Cost comparison: Banking on CR or DR
As less money is allocated to general X-ray, thanks to reimbursement cuts and the sour economy, customers now need to do more with less, keeping a close watch on spending.
“More and more customers are looking to extend the life of existing equipment with retrofit and versatile scalable solutions [removable detector rooms] instead of purchasing high-end turnkey rooms,” says Fabrizio.

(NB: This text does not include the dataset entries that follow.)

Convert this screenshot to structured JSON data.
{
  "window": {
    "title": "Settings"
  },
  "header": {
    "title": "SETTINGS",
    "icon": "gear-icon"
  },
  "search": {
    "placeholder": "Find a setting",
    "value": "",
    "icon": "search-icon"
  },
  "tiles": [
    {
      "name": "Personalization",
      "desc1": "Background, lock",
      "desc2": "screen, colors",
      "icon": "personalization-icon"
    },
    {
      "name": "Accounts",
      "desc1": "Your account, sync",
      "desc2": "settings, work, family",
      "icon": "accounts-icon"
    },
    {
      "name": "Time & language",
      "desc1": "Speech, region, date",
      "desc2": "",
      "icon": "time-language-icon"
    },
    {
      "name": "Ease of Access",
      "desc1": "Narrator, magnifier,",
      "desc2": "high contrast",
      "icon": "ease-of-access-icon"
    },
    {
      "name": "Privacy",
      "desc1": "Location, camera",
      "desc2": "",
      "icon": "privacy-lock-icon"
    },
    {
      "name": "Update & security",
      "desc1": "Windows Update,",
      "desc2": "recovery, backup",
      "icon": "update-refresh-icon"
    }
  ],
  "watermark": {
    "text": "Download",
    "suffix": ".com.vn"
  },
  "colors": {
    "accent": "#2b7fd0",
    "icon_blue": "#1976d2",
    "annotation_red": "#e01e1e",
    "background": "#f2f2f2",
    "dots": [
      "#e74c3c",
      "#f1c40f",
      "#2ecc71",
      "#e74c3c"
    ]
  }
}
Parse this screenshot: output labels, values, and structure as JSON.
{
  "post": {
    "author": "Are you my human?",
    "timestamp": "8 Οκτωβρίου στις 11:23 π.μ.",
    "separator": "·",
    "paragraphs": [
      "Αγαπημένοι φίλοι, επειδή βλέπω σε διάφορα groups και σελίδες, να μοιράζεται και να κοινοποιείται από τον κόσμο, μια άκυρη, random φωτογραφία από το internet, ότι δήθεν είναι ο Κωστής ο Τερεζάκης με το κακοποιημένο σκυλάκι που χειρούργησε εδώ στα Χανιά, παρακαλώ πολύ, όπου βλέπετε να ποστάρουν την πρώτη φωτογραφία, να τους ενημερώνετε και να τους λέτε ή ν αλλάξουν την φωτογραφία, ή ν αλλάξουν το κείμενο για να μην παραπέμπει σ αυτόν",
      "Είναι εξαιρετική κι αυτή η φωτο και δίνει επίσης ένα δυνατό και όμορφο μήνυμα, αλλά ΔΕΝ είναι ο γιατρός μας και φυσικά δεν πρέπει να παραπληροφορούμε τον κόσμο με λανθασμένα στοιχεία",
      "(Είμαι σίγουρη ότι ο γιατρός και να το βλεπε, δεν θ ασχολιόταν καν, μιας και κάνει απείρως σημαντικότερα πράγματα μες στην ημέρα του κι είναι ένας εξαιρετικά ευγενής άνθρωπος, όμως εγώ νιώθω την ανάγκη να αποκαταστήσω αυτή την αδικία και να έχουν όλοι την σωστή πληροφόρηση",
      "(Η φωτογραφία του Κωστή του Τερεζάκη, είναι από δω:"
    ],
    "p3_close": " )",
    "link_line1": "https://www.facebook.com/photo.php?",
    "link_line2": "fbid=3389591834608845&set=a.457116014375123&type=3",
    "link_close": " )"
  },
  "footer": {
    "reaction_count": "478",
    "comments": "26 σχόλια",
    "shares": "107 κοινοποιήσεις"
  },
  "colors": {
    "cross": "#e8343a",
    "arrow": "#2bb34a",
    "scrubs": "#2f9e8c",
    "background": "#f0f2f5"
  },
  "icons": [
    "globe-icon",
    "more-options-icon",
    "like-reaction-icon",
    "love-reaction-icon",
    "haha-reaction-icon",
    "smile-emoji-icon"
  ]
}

Only ten years ago, the price gap between a digital and CR system was astronomical, with a conventional room priced to the tune of $50,000 and a DR room going for at least $300,000, according to Sbordone. Justifying the greater expense was a “terrible” obstacle to overcome when DR was first introduced, he adds. DR systems still remain initially more expensive than conventional CR systems, but the good news for those watching their wallets is that DR prices have come down substantially, averaging between $125,000 and $250,000 according to Sbordone. And gains in workflow speed, image quality and dose easily help justify the cost difference compared to CR.
“We help customers understand that if you just compare the cost associated with purchasing a piece of capital equipment on a cash-basis, of course the DR system would cost more,” says Sbordone. “But the real…comparison is not just capital equipment costs, but what it costs you to operate the device to provide the best clinical outcome.”